Sunday, May 4, 2014

Theoretical Criminology 18(2)

Theoretical Criminology, May 2014: Volume 18, Issue 2

Introduction to special issue on Visual Culture and the Iconography of Crime and Punishment
Nicole Rafter

Seeing things: Violence, voyeurism and the camera
Eamonn Carrabine
In increasingly mediatized cultures it is essential that criminologists develop more sophisticated understandings of the power of images and this article offers such an approach. It begins by setting out some of the relationships between photography and criminology as they have evolved over time to enable a richer understanding of how the modern criminal subject is constructed and how archival practices have a significant bearing on how meanings are organized. The second section develops these arguments by focusing on the controversies generated by four images that are among the most astonishing documents to have survived Auschwitz, providing visual evidence of the ‘crime of crimes’. In the final section the distinctive problems posed whenever images of horrific events are re-presented in artistic contexts are confronted in an effort to build a more critically engaged visual criminology.

From object to encounter: Aesthetic politics and visual criminology
Alison Young
Recent criminological research has engaged with images of crime such that there increasingly appears to exist a need for a specifically visual criminology. Within visual criminology, however, images are frequently constructed as objects of analysis rather than as constitutive elements of the discursive field. This article draws upon the specific context of the social, cultural and legal responses to uncommissioned words and images in public space—street art and graffiti writing. Focusing on one instance of unauthorized image making, I argue for the dynamic role of the image in the constitution of crime in contemporary society and culture, thanks to the affective dimension of the encounter between spectator and image. The complex range of responses to street art and graffiti highlights ways in which visual criminology must ensure that it eschews an object-centred approach to the image, and conceptualize it instead by means of an aesthetic politics of the encounter.

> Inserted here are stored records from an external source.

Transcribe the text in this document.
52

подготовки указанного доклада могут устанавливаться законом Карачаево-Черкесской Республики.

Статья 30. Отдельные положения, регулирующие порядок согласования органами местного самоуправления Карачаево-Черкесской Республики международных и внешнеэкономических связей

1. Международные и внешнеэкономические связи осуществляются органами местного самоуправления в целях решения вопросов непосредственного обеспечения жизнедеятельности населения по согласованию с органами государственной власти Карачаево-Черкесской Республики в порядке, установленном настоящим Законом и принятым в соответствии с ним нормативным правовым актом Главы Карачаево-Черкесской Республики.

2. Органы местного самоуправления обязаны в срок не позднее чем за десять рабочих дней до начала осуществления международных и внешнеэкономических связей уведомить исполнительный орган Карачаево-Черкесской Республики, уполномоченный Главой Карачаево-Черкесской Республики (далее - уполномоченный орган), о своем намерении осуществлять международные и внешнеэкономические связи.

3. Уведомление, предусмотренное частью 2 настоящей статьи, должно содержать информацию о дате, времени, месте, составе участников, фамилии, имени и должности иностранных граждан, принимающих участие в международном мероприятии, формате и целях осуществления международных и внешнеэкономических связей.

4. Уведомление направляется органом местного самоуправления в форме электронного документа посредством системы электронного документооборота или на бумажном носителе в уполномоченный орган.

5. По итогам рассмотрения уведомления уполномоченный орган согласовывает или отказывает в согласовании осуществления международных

Visual criminology and carceral studies: Counter-images in the carceral age
Michelle Brown
Mass incarceration maps onto global neoliberal carceral formations that, in turn, look very much like a visual iconography of social suffering. Camp or prison-like conditions define the daily life of many of the world’s inhabitants caught in contexts of detention, incarceration, forced migration, and population displacement. Often depicted as abject subjects, actors in carceral contexts and the people who organize with them seek to find strategies of representation that humanize and politicize their existence. This essay attempts to gain a sense of the visual struggles at the heart of these carceral scenes by way of an analysis of the use of images and new media by current and former prisoners, community members, artists, and scholars to counter mass incarceration in the United States. Such scenes are significant sites for examining how a visual criminology might reveal and participate in the contestations and interventions that increasingly challenge the project of mass incarceration.

(Un)seeing like a prison: Counter-visual ethnography of the carceral state
Judah Schept
While prisons proliferate in the rural landscape and sites of penal tourism expand, the carceral state structures the available visual and analytic vantages through which to perceive this growing visibility. Using examples from fieldwork in Kentucky, including Appalachian prison communities and a site of penal tourism, this article proposes ‘counter-visual’ ethnography to better perceive the ideological work that the carceral state performs in the spatial and cultural landscape. A counter-visual ethnography retrains our eyes to see that which is not ‘there’ but which structures the contemporary empirical realities we observe, record, and analyze: the ghosts of racialized regimes past, the sediment of dirty industry that seeps into and imbues the present, and the trans-historical and trans-local circulation of carceral logics and epistemologies. In addition, this article suggests the important role images play in shaping alternative vantages from which to better perceive the carceral state with historical, spatial, and political acuity.

‘No one wins. One side just loses more slowly’: The Wire and drug policy
Stephen Wakeman
This article presents a cultural analysis of HBO’s drama series, The Wire. It is argued here that, as a cultural text, The Wire forms a site of both containment and resistance, of hegemony and change with recourse to the regulation of illicit drug markets. In this sense The Wire constitutes an important cultural paradigm of drug policy debates, one that has significant heuristic implications regarding both the present consequences and future directions of illicit drug policy. Ultimately, it is demonstrated below that through its representations of the tensions and antagonisms characteristic of drug control systems, The Wire reveals larger predicaments of governance faced by neoliberal democracies today.